The Core receives support for string comments associated with tables and columns. These are specified via the Table.comment and Column.comment arguments:

Table(
    'my_table', metadata,
    Column('q', Integer, comment="the Q value"),
    comment="my Q table"
)

Above, DDL will be rendered appropriately upon table create to associate the above comments with the table/ column within the schema. When the above table is autoloaded or inspected with Inspector.get_columns(), the comments are included. The table comment is also available independently using the Inspector.get_table_comment() method.

Current backend support includes MySQL, Postgresql, and Oracle.

#1546

Pessimistic disconnection detection added to the connection pool

The connection pool documentation has long featured a recipe for using the ConnectionEvents.engine_connect() engine event to emit a simple statement on a checked-out connection to test it for liveness. The functionality of this recipe has now been added into the connection pool itself, when used in conjunction with an appropriate dialect. Using the new parameter create_engine.pool_pre_ping, each connection checked out will be tested for freshness before being returned:

engine = create_engine("mysql+pymysql://", pool_pre_ping=True)

While the “pre-ping” approach adds a small amount of latency to the connection pool checkout, for a typical application that is transactionally-oriented (which includes most ORM applications), this overhead is minimal, and eliminates the problem of acquiring a stale connection that will raise an error, requiring that the application either abandon or retry the operation.

The feature does not accommodate for connections dropped within an ongoing transaction or SQL operation. If an application must recover from these as well, it would need to employ its own operation retry logic to anticipate these errors.

#3919

New “autoescape” option for startswith(), endswith()

The “autoescape” parameter is added to Operators.startswith(), Operators.endswith(), Operators.contains(). This parameter does what “escape” does, except that it also automatically performs a search- and-replace of any wildcard characters to be escaped by that character, as these operators already add the wildcard expression on the outside of the given value.

An expression such as:

>>> column('x').startswith('total%score', autoescape='/')

Renders as:

x LIKE :x_1 || '%%' ESCAPE '/'

Where the value of the parameter “x_1” is 'total/%score'.

#2694

Key Behavioral Changes - ORM

The after_rollback() Session event now emits before the expiration of objects

The Session.after_rollback() event now has access to the attribute state of objects before their state has been expired (e.g. the “snapshot removal”). This allows the event to be consistent with the behavior of the Session.after_commit() event which also emits before the “snapshot” has been removed:

sess = Session()

user = sess.query(User).filter_by(name='x').first()

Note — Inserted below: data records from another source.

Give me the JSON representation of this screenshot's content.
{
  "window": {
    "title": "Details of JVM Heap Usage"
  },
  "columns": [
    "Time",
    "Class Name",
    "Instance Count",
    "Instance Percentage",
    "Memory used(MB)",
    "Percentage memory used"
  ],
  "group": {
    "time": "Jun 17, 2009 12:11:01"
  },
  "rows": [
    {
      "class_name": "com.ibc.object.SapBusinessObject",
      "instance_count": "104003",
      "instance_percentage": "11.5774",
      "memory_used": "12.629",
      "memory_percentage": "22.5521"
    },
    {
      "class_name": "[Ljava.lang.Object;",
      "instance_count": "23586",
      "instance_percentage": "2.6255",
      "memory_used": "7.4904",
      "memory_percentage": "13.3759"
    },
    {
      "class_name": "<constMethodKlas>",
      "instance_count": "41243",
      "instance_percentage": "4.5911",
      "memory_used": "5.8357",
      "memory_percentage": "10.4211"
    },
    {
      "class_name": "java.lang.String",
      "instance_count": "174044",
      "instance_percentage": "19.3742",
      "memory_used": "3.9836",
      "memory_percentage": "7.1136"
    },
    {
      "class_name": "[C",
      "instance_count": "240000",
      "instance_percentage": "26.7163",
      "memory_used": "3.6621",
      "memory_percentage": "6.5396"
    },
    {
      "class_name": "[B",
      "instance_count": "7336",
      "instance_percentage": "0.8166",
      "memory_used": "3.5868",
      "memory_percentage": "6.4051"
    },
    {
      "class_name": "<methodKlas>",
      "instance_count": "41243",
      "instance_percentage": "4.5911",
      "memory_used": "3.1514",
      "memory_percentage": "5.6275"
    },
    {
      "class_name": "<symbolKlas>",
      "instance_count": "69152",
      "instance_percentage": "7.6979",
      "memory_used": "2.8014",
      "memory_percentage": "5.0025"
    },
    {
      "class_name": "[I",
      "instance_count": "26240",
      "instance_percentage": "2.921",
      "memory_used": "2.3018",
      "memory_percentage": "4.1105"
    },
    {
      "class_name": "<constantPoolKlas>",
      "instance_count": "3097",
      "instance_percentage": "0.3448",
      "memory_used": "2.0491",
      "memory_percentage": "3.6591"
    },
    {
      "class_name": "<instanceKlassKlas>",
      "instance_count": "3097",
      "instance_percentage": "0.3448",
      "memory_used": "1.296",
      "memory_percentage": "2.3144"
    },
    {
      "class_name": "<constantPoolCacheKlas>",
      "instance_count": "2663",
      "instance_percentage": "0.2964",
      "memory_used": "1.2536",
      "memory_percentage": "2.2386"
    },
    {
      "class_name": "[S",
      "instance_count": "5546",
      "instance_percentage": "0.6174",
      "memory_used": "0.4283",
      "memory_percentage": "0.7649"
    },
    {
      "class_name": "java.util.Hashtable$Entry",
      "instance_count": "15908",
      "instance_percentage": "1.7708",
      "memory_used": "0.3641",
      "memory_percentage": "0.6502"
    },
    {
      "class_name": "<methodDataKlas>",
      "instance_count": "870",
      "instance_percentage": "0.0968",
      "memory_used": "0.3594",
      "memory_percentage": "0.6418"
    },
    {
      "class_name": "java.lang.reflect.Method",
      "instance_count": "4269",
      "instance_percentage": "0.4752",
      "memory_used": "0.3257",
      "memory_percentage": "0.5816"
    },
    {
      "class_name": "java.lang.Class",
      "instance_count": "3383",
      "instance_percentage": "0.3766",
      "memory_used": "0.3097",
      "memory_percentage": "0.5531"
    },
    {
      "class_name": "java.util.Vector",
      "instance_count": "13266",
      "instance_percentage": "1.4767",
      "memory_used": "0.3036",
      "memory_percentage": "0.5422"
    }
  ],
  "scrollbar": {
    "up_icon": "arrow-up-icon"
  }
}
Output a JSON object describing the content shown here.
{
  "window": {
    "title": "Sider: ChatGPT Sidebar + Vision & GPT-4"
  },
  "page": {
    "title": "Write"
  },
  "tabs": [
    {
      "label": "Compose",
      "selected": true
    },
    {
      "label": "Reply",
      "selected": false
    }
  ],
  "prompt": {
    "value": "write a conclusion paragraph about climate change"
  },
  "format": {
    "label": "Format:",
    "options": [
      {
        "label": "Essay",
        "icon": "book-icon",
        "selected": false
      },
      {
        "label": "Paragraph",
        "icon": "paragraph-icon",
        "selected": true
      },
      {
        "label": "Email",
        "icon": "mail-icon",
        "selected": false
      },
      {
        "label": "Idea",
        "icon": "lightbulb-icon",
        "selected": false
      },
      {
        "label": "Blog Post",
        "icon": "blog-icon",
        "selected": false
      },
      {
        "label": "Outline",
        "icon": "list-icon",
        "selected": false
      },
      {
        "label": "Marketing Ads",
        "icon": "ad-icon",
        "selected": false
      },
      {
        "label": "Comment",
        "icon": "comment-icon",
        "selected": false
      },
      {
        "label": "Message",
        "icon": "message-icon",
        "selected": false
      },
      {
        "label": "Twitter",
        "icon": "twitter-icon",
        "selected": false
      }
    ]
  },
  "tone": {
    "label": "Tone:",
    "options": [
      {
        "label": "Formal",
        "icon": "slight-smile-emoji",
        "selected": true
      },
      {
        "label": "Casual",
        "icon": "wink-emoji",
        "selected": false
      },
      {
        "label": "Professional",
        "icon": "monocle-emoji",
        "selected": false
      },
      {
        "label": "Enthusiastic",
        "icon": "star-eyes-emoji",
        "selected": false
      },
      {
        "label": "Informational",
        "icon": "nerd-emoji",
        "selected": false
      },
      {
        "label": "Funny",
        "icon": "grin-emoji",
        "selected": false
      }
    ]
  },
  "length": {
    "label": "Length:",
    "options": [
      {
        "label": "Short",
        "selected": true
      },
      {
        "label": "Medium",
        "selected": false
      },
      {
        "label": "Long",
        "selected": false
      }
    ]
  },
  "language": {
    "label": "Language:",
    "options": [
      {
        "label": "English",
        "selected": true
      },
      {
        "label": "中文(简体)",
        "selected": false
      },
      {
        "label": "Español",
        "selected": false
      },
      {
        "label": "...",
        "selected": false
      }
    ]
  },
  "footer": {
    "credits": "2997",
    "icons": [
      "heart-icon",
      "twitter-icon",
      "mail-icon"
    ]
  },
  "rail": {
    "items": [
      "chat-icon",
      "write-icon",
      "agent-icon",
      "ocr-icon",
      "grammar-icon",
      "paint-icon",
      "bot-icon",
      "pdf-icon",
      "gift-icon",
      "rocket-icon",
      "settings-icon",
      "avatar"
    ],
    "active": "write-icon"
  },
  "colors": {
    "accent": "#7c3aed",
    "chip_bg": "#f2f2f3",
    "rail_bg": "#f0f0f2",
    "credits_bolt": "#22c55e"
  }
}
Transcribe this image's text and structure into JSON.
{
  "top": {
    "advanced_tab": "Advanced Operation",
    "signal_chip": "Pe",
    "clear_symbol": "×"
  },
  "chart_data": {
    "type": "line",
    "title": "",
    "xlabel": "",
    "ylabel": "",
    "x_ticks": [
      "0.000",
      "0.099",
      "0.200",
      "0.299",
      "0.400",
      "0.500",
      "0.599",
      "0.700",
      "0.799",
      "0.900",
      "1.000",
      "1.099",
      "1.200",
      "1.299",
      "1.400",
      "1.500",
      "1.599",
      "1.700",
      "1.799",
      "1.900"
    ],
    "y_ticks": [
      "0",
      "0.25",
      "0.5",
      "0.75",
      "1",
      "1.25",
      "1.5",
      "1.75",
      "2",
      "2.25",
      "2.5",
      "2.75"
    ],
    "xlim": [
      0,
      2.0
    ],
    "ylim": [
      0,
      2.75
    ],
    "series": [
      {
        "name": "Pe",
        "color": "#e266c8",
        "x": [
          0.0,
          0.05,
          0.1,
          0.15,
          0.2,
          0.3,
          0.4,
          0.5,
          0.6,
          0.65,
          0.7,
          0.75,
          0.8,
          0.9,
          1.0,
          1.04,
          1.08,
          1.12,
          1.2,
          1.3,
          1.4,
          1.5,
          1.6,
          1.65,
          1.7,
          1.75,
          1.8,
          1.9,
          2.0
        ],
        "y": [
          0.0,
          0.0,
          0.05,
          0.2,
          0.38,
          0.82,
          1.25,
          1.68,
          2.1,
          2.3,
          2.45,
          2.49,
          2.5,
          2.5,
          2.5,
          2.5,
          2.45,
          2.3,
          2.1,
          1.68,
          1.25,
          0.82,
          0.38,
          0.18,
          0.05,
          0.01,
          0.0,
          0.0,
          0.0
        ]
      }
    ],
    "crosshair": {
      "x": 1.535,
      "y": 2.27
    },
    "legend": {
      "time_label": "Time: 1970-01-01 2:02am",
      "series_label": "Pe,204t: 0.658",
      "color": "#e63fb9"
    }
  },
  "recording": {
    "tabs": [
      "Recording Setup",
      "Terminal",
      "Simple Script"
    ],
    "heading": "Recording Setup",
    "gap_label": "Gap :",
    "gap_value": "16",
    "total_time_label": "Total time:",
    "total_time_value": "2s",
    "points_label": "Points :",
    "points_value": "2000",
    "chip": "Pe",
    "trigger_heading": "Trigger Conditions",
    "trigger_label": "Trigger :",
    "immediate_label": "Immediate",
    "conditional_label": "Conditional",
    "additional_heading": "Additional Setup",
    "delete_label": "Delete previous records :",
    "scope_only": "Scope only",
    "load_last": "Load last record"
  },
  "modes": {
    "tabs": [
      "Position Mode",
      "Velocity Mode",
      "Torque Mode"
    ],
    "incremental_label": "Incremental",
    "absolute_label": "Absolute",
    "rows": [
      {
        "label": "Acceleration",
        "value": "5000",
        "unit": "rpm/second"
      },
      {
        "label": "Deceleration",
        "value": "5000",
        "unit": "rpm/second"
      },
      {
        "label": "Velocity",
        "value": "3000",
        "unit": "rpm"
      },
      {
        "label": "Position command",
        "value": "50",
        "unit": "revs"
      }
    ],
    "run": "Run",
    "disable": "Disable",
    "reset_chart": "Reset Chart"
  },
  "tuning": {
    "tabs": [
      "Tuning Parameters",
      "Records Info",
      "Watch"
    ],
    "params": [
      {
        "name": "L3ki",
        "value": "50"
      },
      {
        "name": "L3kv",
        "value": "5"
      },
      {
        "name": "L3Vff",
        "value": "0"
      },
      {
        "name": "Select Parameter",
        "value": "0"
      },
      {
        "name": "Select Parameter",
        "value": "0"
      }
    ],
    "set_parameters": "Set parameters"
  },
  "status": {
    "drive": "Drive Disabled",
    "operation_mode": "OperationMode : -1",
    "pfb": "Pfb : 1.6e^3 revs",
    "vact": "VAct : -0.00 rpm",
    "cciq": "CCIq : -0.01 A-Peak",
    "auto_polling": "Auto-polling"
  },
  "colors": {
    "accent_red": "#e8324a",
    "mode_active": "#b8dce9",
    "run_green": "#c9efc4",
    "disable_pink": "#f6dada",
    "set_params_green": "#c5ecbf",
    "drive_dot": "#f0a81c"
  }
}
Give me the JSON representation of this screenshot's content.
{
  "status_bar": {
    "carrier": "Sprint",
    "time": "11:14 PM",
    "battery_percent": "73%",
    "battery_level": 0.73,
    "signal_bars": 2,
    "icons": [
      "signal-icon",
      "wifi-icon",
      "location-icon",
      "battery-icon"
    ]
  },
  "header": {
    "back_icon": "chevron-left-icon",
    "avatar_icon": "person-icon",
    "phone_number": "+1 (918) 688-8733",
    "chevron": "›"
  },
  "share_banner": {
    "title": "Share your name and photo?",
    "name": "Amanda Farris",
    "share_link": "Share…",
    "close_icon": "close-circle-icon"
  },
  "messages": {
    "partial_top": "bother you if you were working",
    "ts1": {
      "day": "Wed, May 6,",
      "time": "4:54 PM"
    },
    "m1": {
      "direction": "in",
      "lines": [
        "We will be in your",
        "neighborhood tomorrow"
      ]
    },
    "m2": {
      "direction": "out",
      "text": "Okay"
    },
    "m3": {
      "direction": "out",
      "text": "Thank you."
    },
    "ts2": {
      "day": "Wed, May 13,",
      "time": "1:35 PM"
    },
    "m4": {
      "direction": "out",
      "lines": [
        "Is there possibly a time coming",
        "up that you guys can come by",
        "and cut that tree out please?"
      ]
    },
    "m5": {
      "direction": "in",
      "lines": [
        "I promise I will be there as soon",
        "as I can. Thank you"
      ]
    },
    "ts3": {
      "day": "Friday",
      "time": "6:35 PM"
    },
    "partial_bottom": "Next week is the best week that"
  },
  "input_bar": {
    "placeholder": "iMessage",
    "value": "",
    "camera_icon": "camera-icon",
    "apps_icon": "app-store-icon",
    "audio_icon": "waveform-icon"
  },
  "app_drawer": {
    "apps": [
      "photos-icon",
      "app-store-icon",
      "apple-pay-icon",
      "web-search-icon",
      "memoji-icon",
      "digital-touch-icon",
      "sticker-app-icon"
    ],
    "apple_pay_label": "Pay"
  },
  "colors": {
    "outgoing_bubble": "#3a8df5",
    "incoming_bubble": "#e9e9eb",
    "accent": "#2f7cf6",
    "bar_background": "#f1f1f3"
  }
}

@event.listens_for(sess, "after_rollback")
def after_rollback(session):
    # 'user.name' is now present, assuming it was already
    # loaded.  previously this would raise upon trying
    # to emit a lazy load.
    print("user name: %s" % user.name)

@event.listens_for(sess, "after_commit")
def after_commit(session):
    # 'user.name' is present, assuming it was already
    # loaded.  this is the existing behavior.
    print("user name: %s" % user.name)

if should_rollback:
    sess.rollback()
else:
    sess.commit()

Note that the Session will still disallow SQL from being emitted within this event; meaning that unloaded attributes will still not be able to load within the scope of the event.

#3934

Fixed issue involving single-table inheritance with select_from()

The Query.select_from() method now honors the single-table inheritance column discriminator when generating SQL; previously, only the expressions in the query column list would be taken into account.

Supposing Manager is a subclass of Employee. A query like the following:

sess.query(Manager.id)

Would generate SQL as:

SELECT employee.id FROM employee WHERE employee.type IN ('manager')

However, if Manager were only specified by Query.select_from() and not in the columns list, the discriminator would not be added:

sess.query(func.count(1)).select_from(Manager)

would generate:

SELECT count(1) FROM employee

With the fix, Query.select_from() now works correctly and we get:

SELECT count(1) FROM employee WHERE employee.type IN ('manager')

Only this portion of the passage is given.